FIG. 1 is a diagram showing a configuration of a GPS receiver according to a first embodiment of the present invention;

FIG. 2 is a diagram showing a processing flow of a data analysis unit according to the first embodiment of the present invention;

FIG. 3 is a diagram showing a configuration of a GPS receiver according to a second embodiment of the present invention;

FIG. 4 is a diagram showing a processing flow of a data analysis unit according to the second embodiment of the present invention;

FIG. 5 is a diagram showing a configuration of a conventional GPS receiver.

FIG. 6 is a diagram showing a processing flow of a data analysis unit in a conventional GPS receiver.

FIG. 7 is a diagram showing a data format configuration from a GPS satellite.

[Explanation of symbols]

 1 GPS antenna 2, 5 signal demodulation unit 3, 6, 7 data analysis unit 4 position calculation unit

Claims (2)

[Claims] 1. A GPS for receiving a signal from a GPS satellite
An antenna, a signal demodulation unit that demodulates a signal to convert the data into bit string data, and a GPS that analyzes data.
A data analyzing unit for extracting the orbit information of the satellite; and a position calculating unit for calculating the position of the receiver using the orbit information of the GPS satellite and the reception time of the signal.
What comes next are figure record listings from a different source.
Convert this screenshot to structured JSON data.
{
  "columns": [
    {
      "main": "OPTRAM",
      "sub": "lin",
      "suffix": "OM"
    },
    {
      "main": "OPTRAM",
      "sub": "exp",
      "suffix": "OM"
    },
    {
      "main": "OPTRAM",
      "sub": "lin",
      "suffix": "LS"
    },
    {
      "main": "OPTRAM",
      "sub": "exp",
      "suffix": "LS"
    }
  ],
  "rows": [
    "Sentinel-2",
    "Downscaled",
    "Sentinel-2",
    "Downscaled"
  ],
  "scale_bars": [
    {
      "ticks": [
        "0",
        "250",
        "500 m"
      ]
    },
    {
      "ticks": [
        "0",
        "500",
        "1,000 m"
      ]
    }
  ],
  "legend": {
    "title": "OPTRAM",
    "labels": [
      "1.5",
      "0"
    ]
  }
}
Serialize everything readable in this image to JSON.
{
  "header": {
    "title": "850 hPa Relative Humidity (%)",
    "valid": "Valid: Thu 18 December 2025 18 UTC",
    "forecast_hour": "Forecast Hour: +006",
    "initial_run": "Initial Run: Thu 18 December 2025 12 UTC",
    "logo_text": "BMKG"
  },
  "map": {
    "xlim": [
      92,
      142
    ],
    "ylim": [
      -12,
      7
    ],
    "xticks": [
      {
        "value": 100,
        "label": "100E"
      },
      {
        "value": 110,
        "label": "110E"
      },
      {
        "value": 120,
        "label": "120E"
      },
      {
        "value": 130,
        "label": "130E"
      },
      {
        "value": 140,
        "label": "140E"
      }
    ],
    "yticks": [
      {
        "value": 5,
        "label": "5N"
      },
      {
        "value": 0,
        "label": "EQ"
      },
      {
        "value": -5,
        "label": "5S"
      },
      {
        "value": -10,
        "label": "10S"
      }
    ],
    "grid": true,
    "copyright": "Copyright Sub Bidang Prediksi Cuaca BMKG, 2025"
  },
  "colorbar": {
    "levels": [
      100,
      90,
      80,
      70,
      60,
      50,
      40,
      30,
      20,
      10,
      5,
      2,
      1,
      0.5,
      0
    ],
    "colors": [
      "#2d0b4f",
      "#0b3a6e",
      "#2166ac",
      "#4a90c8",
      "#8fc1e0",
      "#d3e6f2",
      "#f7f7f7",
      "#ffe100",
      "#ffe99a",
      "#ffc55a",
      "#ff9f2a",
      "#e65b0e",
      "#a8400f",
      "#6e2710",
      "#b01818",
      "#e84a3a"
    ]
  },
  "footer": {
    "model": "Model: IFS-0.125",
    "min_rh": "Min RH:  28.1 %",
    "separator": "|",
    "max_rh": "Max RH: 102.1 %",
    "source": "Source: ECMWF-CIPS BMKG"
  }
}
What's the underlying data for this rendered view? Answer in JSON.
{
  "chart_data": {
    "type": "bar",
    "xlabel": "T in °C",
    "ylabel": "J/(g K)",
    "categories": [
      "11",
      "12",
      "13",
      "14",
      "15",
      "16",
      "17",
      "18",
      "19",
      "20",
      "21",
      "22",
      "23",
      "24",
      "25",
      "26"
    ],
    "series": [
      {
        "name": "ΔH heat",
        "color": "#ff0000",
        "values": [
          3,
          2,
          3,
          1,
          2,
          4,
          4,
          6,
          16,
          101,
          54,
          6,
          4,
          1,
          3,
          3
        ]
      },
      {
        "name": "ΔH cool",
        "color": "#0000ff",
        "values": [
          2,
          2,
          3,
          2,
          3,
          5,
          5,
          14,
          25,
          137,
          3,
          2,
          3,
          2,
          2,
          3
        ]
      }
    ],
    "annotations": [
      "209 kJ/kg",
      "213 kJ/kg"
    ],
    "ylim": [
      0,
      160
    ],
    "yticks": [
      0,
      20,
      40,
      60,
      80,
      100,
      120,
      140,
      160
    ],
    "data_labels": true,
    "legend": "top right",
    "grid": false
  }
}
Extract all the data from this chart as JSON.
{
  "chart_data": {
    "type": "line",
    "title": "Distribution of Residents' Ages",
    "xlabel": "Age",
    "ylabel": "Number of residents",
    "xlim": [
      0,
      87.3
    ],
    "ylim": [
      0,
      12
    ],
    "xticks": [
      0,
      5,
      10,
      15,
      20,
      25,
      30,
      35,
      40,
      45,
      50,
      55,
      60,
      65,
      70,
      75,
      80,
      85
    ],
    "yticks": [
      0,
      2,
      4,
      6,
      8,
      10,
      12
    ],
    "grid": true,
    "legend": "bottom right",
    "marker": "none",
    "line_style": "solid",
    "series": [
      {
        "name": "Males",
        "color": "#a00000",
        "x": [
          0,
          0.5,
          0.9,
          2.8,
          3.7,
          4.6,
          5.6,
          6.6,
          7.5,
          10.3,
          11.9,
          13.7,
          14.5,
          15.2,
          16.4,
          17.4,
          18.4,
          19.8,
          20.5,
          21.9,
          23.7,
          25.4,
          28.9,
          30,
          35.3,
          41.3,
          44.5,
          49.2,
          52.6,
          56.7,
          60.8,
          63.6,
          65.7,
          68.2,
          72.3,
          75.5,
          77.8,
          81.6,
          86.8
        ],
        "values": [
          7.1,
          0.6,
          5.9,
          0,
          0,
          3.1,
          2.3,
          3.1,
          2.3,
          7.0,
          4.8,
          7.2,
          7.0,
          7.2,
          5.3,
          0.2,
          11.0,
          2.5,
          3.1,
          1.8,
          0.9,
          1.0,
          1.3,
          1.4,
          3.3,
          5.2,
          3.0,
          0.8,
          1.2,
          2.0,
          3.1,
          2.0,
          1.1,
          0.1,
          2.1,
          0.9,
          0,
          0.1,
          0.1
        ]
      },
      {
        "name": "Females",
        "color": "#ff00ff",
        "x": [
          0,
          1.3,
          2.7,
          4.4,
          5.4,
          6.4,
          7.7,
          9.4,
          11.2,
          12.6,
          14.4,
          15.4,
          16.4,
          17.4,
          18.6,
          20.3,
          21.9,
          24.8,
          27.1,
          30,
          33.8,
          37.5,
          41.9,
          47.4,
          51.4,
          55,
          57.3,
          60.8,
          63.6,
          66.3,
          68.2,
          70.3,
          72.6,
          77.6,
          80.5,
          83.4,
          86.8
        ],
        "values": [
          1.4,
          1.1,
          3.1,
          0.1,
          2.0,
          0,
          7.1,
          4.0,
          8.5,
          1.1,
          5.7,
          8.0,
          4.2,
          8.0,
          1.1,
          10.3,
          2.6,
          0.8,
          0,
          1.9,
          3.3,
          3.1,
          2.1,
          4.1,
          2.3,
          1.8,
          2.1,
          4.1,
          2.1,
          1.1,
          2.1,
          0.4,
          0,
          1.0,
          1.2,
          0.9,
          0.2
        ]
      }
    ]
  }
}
The data analyzing unit can collect data in word units. G is provided so that data can be intermittently collected in word units even when data cannot be received continuously due to radio wave interruption.
PS receiver. 2. As a means for managing whether or not data has been collected in word units, in addition to parity check,
The GPS receiver according to claim 1, wherein the reliability of determination management by collecting data is enhanced by performing determination management based on signal amplitude.